Quick, Robot, Draw! turns Google’s Quick, Draw! sketches into normalized sequence data ready for in-context imitation learning with transformer-based diffusion policies, state-space models, and other sequence learners. The pipeline ingests the official .ndjson or .bin releases, preprocesses every sketch into absolute and delta trajectories with pen-state channels, assembles configurable K-shot prompt/query episodes, and stores everything in efficient backends with PyTorch-friendly loaders.

A cat and a basketbal drawn by a diffusion policy

A cat A basketball

---

The Dataset

  • Consistent geometry: every sketch is centered, scaled into [-1, 1]^2, and available as both absolute points and cumulative deltas.
  • Episode-aware: episodes follow the structure [START, prompt₁, SEP, …, RESET, START, query, STOP] with binary control channels (pen, start, sep, reset, stop) so transformers and diffusion models can consume a single token stream.
  • High-throughput I/O: supports LMDB, WebDataset shards, or HDF5 for cached sketches/episodes plus deterministic PyTorch Dataset + collate utilities.
  • Inspectable + verifiable: ships with scripts to visualize, profile, and sanity-check the processed cache.

1. Requirements

  • Python 3.9+
  • pip install numpy torch lmdb h5py msgpack PyYAML tqdm matplotlib
    • Install the appropriate PyTorch wheel for your platform/CUDA setup via pytorch.org.
  • gsutil for downloading the raw QuickDraw release.

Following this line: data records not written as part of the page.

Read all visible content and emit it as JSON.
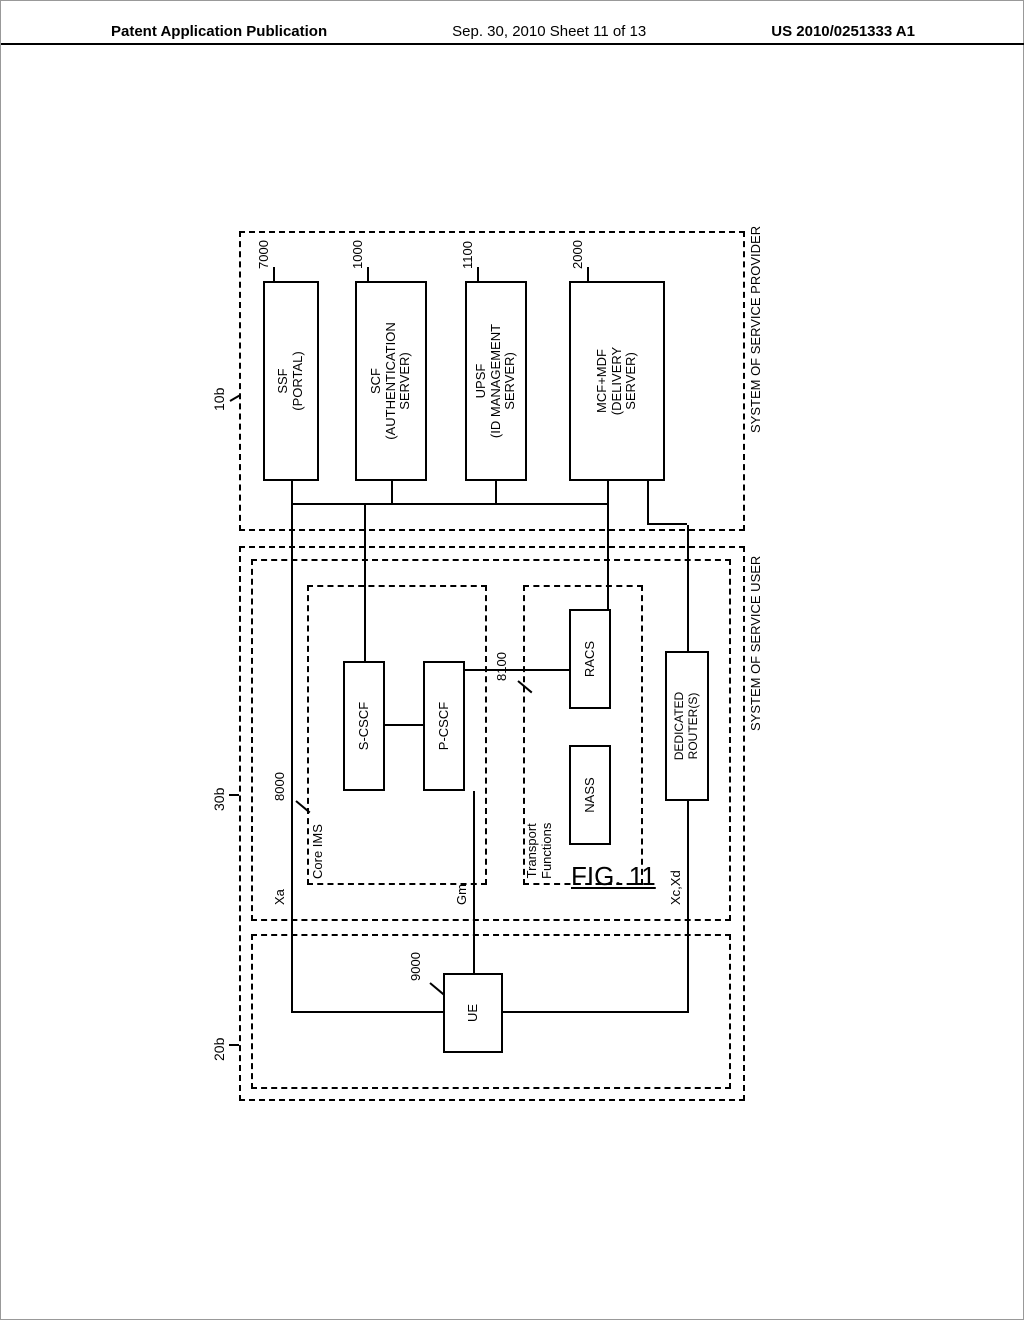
{
  "header": {
    "left": "Patent Application Publication",
    "center": "Sep. 30, 2010  Sheet 11 of 13",
    "right": "US 2010/0251333 A1"
  },
  "figure_caption": "FIG. 11",
  "refs": {
    "r20b": "20b",
    "r30b": "30b",
    "r10b": "10b",
    "r9000": "9000",
    "r8000": "8000",
    "r8100": "8100",
    "r7000": "7000",
    "r1000": "1000",
    "r1100": "1100",
    "r2000": "2000"
  },
  "ifaces": {
    "xa": "Xa",
    "gm": "Gm",
    "xcxd": "Xc,Xd"
  },
  "groups": {
    "core_ims": "Core IMS",
    "transport": "Transport\nFunctions",
    "service_user_outer": "SYSTEM OF SERVICE USER",
    "service_provider": "SYSTEM OF SERVICE PROVIDER"
  },
  "blocks": {
    "ue": "UE",
    "s_cscf": "S-CSCF",
    "p_cscf": "P-CSCF",
    "nass": "NASS",
    "racs": "RACS",
    "dedicated_router": "DEDICATED\nROUTER(S)",
    "ssf": "SSF\n(PORTAL)",
    "scf": "SCF\n(AUTHENTICATION\nSERVER)",
    "upsf": "UPSF\n(ID MANAGEMENT\nSERVER)",
    "mcf_mdf": "MCF+MDF\n(DELIVERY\nSERVER)"
  }
}
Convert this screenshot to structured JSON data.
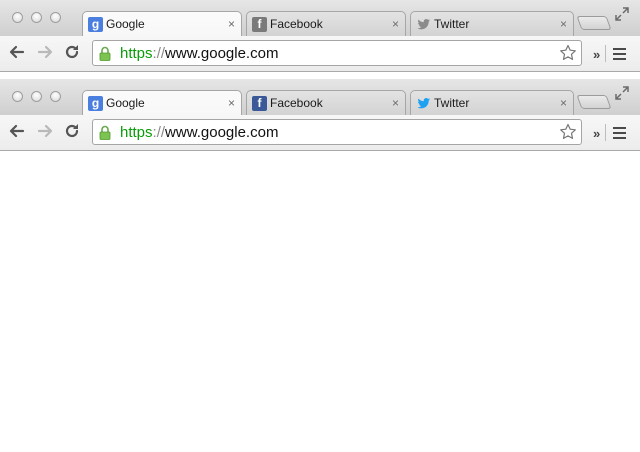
{
  "browsers": [
    {
      "tabs": [
        {
          "label": "Google",
          "close": "×",
          "favicon": "google-favicon-icon",
          "active": true
        },
        {
          "label": "Facebook",
          "close": "×",
          "favicon": "facebook-favicon-icon",
          "active": false
        },
        {
          "label": "Twitter",
          "close": "×",
          "favicon": "twitter-favicon-icon",
          "active": false
        }
      ],
      "url": {
        "scheme": "https",
        "separator": "://",
        "host": "www.google.com"
      },
      "overflow_label": "»"
    },
    {
      "tabs": [
        {
          "label": "Google",
          "close": "×",
          "favicon": "google-favicon-icon",
          "active": true
        },
        {
          "label": "Facebook",
          "close": "×",
          "favicon": "facebook-favicon-icon",
          "active": false
        },
        {
          "label": "Twitter",
          "close": "×",
          "favicon": "twitter-favicon-icon",
          "active": false
        }
      ],
      "url": {
        "scheme": "https",
        "separator": "://",
        "host": "www.google.com"
      },
      "overflow_label": "»"
    }
  ],
  "colors": {
    "scheme_secure": "#089d08",
    "google_blue": "#4a7fe0",
    "facebook_blue": "#3b5998",
    "twitter_blue": "#1da1f2",
    "inactive_gray": "#7a7a7a"
  }
}
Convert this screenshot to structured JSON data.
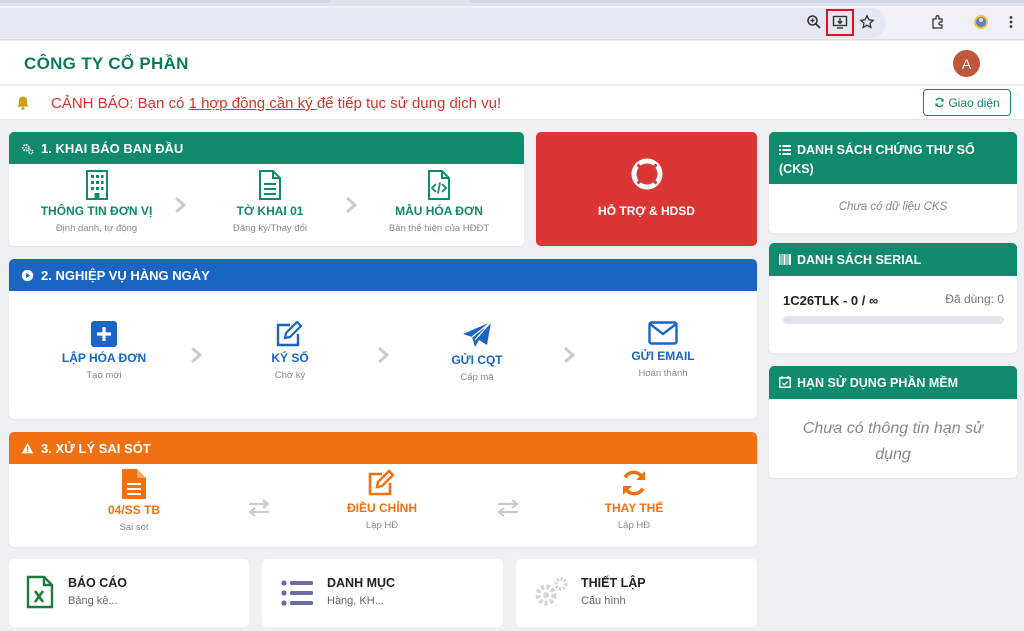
{
  "browser": {
    "icons": [
      "zoom-icon",
      "install-app-icon",
      "bookmark-star-icon",
      "extensions-icon",
      "profile-icon",
      "menu-dots-icon"
    ]
  },
  "header": {
    "company": "CÔNG TY CỔ PHẦN",
    "avatar_letter": "A"
  },
  "warning": {
    "prefix": "CẢNH BÁO: Bạn có ",
    "link": "1 hợp đồng cần ký ",
    "suffix": "để tiếp tục sử dụng dịch vụ!",
    "theme_button": "Giao diện"
  },
  "section1": {
    "title": "1. KHAI BÁO BAN ĐẦU",
    "steps": [
      {
        "title": "THÔNG TIN ĐƠN VỊ",
        "sub": "Định danh, tự động"
      },
      {
        "title": "TỜ KHAI 01",
        "sub": "Đăng ký/Thay đổi"
      },
      {
        "title": "MẪU HÓA ĐƠN",
        "sub": "Bản thể hiện của HĐĐT"
      }
    ]
  },
  "support": {
    "label": "HỖ TRỢ & HDSD"
  },
  "section2": {
    "title": "2. NGHIỆP VỤ HÀNG NGÀY",
    "steps": [
      {
        "title": "LẬP HÓA ĐƠN",
        "sub": "Tạo mới"
      },
      {
        "title": "KÝ SỐ",
        "sub": "Chờ ký"
      },
      {
        "title": "GỬI CQT",
        "sub": "Cấp mã"
      },
      {
        "title": "GỬI EMAIL",
        "sub": "Hoàn thành"
      }
    ]
  },
  "section3": {
    "title": "3. XỬ LÝ SAI SÓT",
    "steps": [
      {
        "title": "04/SS TB",
        "sub": "Sai sót"
      },
      {
        "title": "ĐIỀU CHỈNH",
        "sub": "Lập HĐ"
      },
      {
        "title": "THAY THẾ",
        "sub": "Lập HĐ"
      }
    ]
  },
  "bottom": [
    {
      "title": "BÁO CÁO",
      "sub": "Bảng kê..."
    },
    {
      "title": "DANH MỤC",
      "sub": "Hàng, KH..."
    },
    {
      "title": "THIẾT LẬP",
      "sub": "Cấu hình"
    }
  ],
  "side": {
    "cks": {
      "title": "DANH SÁCH CHỨNG THƯ SỐ (CKS)",
      "empty": "Chưa có dữ liệu CKS"
    },
    "serial": {
      "title": "DANH SÁCH SERIAL",
      "serial": "1C26TLK - 0 / ∞",
      "used": "Đã dùng: 0",
      "usage_fraction": 0
    },
    "license": {
      "title": "HẠN SỬ DỤNG PHẦN MỀM",
      "empty": "Chưa có thông tin hạn sử dụng"
    }
  },
  "colors": {
    "green": "#0f8a6c",
    "blue": "#1a64c2",
    "orange": "#f07012",
    "red": "#dc3535",
    "dark_green_text": "#0c7a5e"
  }
}
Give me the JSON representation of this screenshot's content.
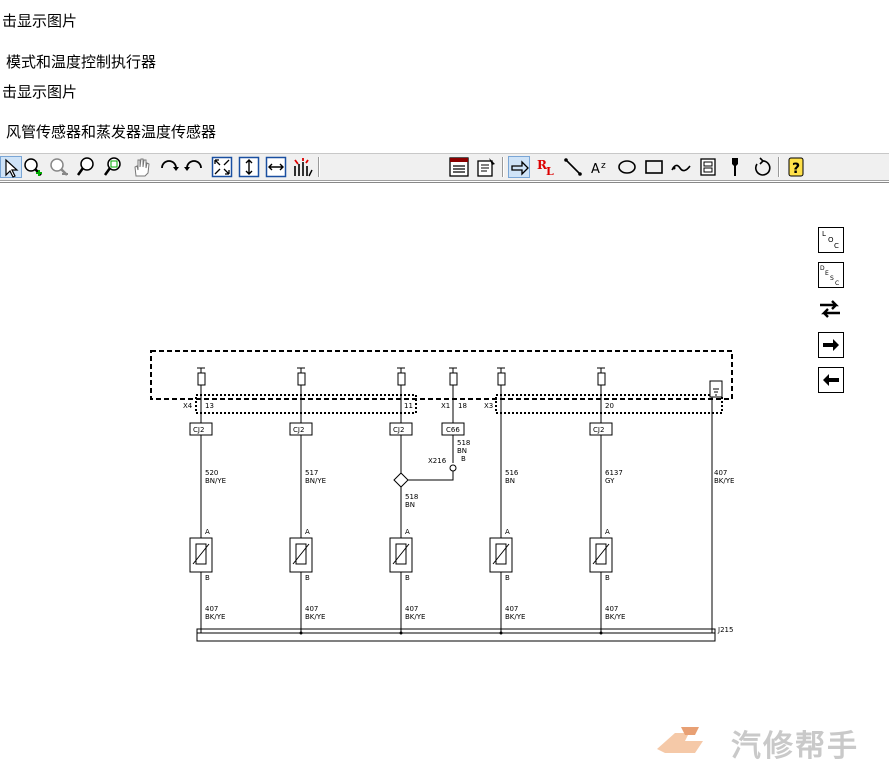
{
  "header_lines": [
    "击显示图片",
    "模式和温度控制执行器",
    "击显示图片",
    "风管传感器和蒸发器温度传感器"
  ],
  "toolbar": {
    "left_tools": [
      "select-arrow-icon",
      "zoom-in-icon",
      "zoom-out-icon",
      "zoom-icon",
      "zoom-area-icon",
      "pan-hand-icon",
      "rotate-cw-icon",
      "rotate-ccw-icon",
      "fit-page-icon",
      "fit-height-icon",
      "fit-width-icon",
      "highlight-icon"
    ],
    "right_tools": [
      "list-icon",
      "properties-icon",
      "arrow-tool-icon",
      "rl-label-icon",
      "line-tool-icon",
      "text-tool-icon",
      "loop-tool-icon",
      "rect-tool-icon",
      "wave-tool-icon",
      "component-tool-icon",
      "probe-tool-icon",
      "undo-icon",
      "help-icon"
    ],
    "rl_label": "RL",
    "az_label": "Az"
  },
  "side_buttons": {
    "loc": "LOC",
    "desc": "DESC"
  },
  "diagram": {
    "connectors_top": [
      "X4",
      "13",
      "X1",
      "18",
      "X3"
    ],
    "clips": [
      "CJ2",
      "CJ2",
      "CJ2",
      "C66",
      "CJ2"
    ],
    "wires": [
      {
        "circuit": "520",
        "color": "BN/YE"
      },
      {
        "circuit": "517",
        "color": "BN/YE"
      },
      {
        "circuit": "518",
        "color": "BN"
      },
      {
        "circuit": "516",
        "color": "BN"
      },
      {
        "circuit": "6137",
        "color": "GY"
      },
      {
        "circuit": "407",
        "color": "BK/YE"
      }
    ],
    "splice_label": "X216",
    "splice_wire": {
      "circuit": "518",
      "color": "BN",
      "pin": "B"
    },
    "ground_wires": [
      "407",
      "407",
      "407",
      "407",
      "407"
    ],
    "ground_color": "BK/YE",
    "ground_bar": "J215",
    "pin_a": "A",
    "pin_b": "B",
    "pin_numbers": [
      "11",
      "20"
    ]
  },
  "watermark": {
    "text": "汽修帮手"
  }
}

2. Download the raw Quick, Draw! data

Quick, Robot, Draw! expects the official QuickDraw .ndjson or .bin files to live under a raw_root directory (default raw/). Pull whichever categories/splits you need:

# Install Google Cloud SDK for gsutil if necessary.
mkdir -p raw
gsutil -m cp 'gs://quickdraw_dataset/full/simplified/*.ndjson' raw/
# or selectively:
gsutil cp 'gs://quickdraw_dataset/full/raw/cat.ndjson' raw/

You can also download individual files via the Cloud Storage browser, then place them under raw/.


3. Configure the dataset build

config/data_config.yaml controls preprocessing and storage:

root: "data/"           # where processed caches + manifest live
raw_root: "raw/"        # where the downloaded .ndjson/.bin files live
backend: "lmdb"         # lmdb | webdataset | hdf5
num_prompts: 5          # K-shot size
max_seq_len: 512        # episode token cap
normalize: true         # center & scale each sketch
resample:
  points: null          # optionally force per-stroke point count
augmentations:          # applied online during episode sampling
  rotation: true
  scale: true
  translation: true
storage:
  compression: "zstd"
  shards: 64
max_sketches_per_file: null  # cap sketches pulled from each raw file
families: null               # optionally whitelist specific categories

Adjust raw_root/root to match your filesystem. If you only want a subset, place just those files under raw_root or run with --max-files to cap the build pass.


4. Build the processed cache

PYTHONPATH=. python scripts/build_dataset.py \
    --config config/data_config.yaml \
    --num-workers 4 \
    --max-files 5      # optional while testing

This will:

  1. Iterate through every .ndjson/.bin under raw_root.
  2. Resample strokes (optional), flatten the strokes, and emit pen-up/down markers.
  3. Normalize each sketch into [-1, 1]^2 and compute (dx, dy) deltas.
  4. Cache both representations plus metadata in the chosen backend (data/sketches/...).
  5. Write data/DatasetManifest.json with counts, normalization stats, and per-family split assignments (train/val/test).
  6. Optionally prebuild episodes (num_prebuilt_episodes) inside data/episodes/.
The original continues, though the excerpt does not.